To verify this hypothesis, we conduct a controlled experiment. Given a set of benign personal images \(\{ x_i \}_{i=1}^n\), we apply Anti-DreamBooth to produce masked images \(\{ \hat{x}_i \}_{i=1}^n\). We then train DreamBooth models using mixtures of masked and benign images, with varying proportions \(p \in \{0, 0.2, 1.0\}\), where \(p=0\) corresponds to standard DreamBooth, and \(p=1.0\) uses only masked data. We then analyze the resulting prompt embeddings using the same prompt-embedding analysis described earlier. As shown in the figure below, increasing \(p\) leads to greater embedding drift, evident in the larger norm of \(\| \tau(\lfloor p, V^* \rfloor) - \tau(\lfloor p, c \rfloor) \|\) and the lower cosine similarity between \(\tau(\lfloor p, V^* \rfloor)\) and \(\tau(\lfloor p, c \rfloor)\) respectively. This result confirms our hypothesis and provides an interesting perspective on why anti-personalization works.
TEA on Anti-DreamBooth
This finding naturally raises a question: if Anti-DreamBooth’s protection is rooted in amplified semantic drift — the same phenomenon TEA is designed to address — can TEA partially undo it?
Surprisingly, when we apply TEA to DreamBooth models poisoned by Anti-DreamBooth, we observe exactly that: a mitigation effect where the generated images by TEA are less distorted and more aligned with the to-be-protected concept \(V^*\), as shown in the figure below.

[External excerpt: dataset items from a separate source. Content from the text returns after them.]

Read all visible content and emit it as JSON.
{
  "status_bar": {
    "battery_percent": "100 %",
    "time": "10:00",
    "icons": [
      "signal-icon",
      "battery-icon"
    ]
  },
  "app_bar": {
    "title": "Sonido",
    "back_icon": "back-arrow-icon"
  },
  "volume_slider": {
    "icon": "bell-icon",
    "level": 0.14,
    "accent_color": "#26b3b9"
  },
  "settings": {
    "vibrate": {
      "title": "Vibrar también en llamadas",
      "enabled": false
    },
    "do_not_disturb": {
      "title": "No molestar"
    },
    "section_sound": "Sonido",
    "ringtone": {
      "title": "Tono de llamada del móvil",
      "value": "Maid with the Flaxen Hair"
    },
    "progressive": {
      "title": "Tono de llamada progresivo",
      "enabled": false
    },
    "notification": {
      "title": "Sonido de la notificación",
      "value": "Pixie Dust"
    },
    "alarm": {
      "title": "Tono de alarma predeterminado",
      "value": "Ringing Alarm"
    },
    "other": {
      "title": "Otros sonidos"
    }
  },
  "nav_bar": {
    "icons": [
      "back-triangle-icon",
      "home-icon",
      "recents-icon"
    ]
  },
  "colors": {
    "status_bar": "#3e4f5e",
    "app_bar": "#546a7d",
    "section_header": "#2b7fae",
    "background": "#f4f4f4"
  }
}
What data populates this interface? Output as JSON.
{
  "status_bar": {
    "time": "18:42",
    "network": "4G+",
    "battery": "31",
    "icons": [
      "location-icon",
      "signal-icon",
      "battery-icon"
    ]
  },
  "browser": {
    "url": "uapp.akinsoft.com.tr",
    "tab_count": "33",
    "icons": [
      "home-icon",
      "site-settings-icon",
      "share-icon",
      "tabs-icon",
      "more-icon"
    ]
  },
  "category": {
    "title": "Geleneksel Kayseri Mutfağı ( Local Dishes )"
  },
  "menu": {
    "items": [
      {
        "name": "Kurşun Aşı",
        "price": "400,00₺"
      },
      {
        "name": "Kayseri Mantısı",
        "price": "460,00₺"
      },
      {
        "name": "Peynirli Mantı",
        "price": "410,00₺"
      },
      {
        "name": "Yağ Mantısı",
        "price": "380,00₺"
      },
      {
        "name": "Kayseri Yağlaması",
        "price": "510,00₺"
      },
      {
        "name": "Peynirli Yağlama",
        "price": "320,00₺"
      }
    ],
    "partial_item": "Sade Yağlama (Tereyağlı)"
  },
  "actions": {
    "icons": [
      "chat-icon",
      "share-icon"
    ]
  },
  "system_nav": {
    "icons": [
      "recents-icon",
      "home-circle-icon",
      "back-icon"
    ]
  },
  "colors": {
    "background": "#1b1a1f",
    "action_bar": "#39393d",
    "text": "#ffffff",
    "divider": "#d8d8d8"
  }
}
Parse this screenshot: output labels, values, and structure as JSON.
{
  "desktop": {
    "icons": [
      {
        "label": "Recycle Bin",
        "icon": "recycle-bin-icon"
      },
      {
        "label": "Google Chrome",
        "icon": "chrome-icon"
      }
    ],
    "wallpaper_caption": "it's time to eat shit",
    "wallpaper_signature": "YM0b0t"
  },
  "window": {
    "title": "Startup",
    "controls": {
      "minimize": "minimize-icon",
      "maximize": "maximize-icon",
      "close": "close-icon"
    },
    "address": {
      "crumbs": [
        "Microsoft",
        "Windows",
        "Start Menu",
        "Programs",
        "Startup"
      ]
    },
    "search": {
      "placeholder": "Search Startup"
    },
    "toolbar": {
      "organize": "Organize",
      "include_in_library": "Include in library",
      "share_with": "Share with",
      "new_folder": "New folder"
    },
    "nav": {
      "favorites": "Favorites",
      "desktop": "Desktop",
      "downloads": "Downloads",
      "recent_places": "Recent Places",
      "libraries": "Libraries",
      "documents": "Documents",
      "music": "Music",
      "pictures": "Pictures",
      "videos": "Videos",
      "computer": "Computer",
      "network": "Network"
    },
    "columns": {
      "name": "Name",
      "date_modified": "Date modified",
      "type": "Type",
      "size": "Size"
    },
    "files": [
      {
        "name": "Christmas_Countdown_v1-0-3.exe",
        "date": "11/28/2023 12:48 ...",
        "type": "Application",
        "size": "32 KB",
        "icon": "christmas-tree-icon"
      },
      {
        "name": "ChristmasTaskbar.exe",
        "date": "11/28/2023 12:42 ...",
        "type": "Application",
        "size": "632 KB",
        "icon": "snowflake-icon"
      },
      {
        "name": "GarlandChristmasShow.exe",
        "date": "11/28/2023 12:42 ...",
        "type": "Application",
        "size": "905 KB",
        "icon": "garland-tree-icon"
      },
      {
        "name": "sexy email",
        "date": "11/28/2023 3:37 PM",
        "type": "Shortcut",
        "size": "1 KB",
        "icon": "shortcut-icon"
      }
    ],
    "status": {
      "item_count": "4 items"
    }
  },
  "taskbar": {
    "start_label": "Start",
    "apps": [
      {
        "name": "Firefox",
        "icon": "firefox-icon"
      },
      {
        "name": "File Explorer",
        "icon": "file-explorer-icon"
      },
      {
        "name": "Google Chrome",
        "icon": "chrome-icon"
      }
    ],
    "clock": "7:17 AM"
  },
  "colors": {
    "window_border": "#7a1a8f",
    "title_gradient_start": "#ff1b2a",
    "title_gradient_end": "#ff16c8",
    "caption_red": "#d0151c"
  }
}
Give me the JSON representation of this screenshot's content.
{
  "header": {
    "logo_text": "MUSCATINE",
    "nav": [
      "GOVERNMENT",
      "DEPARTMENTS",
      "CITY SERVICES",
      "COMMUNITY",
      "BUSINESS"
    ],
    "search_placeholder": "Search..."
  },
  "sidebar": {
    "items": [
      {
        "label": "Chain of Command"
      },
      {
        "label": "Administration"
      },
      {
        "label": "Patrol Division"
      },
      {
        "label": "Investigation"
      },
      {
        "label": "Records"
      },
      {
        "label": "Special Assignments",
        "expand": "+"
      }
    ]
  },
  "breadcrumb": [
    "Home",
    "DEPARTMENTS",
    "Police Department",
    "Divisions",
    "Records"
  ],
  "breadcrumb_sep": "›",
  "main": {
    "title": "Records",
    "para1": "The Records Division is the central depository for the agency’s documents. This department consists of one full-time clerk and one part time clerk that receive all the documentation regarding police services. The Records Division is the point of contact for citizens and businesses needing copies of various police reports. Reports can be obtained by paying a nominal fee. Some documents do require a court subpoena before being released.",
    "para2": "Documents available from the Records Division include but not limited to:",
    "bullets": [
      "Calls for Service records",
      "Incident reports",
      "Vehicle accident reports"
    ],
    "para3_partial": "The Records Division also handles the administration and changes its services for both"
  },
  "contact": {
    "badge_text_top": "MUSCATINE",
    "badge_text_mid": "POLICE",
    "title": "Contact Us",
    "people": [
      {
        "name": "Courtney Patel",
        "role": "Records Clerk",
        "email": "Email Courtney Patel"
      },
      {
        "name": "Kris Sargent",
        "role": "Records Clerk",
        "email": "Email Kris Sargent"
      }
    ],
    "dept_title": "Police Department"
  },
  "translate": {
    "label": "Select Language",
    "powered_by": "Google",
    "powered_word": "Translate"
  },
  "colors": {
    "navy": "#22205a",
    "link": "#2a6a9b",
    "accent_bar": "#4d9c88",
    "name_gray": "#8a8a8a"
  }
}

This finding reveals an intriguing false sense of security in Anti-DreamBooth: despite adversarial masking, the poisoned personalized model still retains traces of the correct/to-be-protected concept \(V^*\), which can be partially recovered by TEA. To the best of our knowledge, this is the first work to uncover such a counter-intuitive vulnerability of Anti-DreamBooth.
Experiments
We demonstrate the effectiveness of TEA on addressing the SCP across six representative and recent personalization methods, two architectures (Stable Diffusion and Flux) and three datasets (CS101, CelebA, and Relationship) consisting of total 22 concepts. Please refer to the paper for more details. I really proud of the results and the simplicity, generalizability, and effectiveness of TEA :D.
Some qualitative results are shown below when our TEA is applied to SOTA personalization methods.
Citation
If you find this work useful in your research, please consider citing our paper
@article{bui2025mitigating,
title={Mitigating Semantic Collapse in Generative Personalization with Test-Time Embedding Adjustment},
author={Bui, Anh and Vu, Trang and Le, Trung and Kim, Junae and Abraham, Tamas and Omari, Rollin and Kaur, Amar and Phung, Dinh},
journal={The Fourteenth International Conference on Learning Representations (ICLR) 2026},
year={2025}
}
References
[1] Ruiz, Nataniel, et al. “Dreambooth: Fine tuning text-to-image diffusion models for subject-driven generation.” Proceedings of the IEEE/CVF conference on computer vision and pattern recognition. 2023.
[2] Motamed, Saman, Danda Pani Paudel, and Luc Van Gool. “Lego: Learning to Disentangle and Invert Personalized Concepts Beyond Object Appearance in Text-to-Image Diffusion Models.” arXiv preprint arXiv:2311.13833 (2023).
[3] Huang, Jiannan, et al. “Classdiffusion: More aligned personalization tuning with explicit class guidance.” arXiv preprint arXiv:2405.17532 (2024).
[4] Han, Ligong, et al. “Svdiff: Compact parameter space for diffusion fine-tuning.” Proceedings of the IEEE/CVF International Conference on Computer Vision. 2023.
[5] Qiu, Zeju, et al. “Controlling text-to-image diffusion by orthogonal finetuning.” Advances in Neural Information Processing Systems 36 (2023): 79320-79362.
[6] Avrahami, Omri, et al. “Break-a-scene: Extracting multiple concepts from a single image.” SIGGRAPH Asia 2023 Conference Papers. 2023.
[7] Jin, Chen, et al. “An image is worth multiple words: Discovering object level concepts using multi-concept prompt learning.” Forty-first International Conference on Machine Learning. 2024.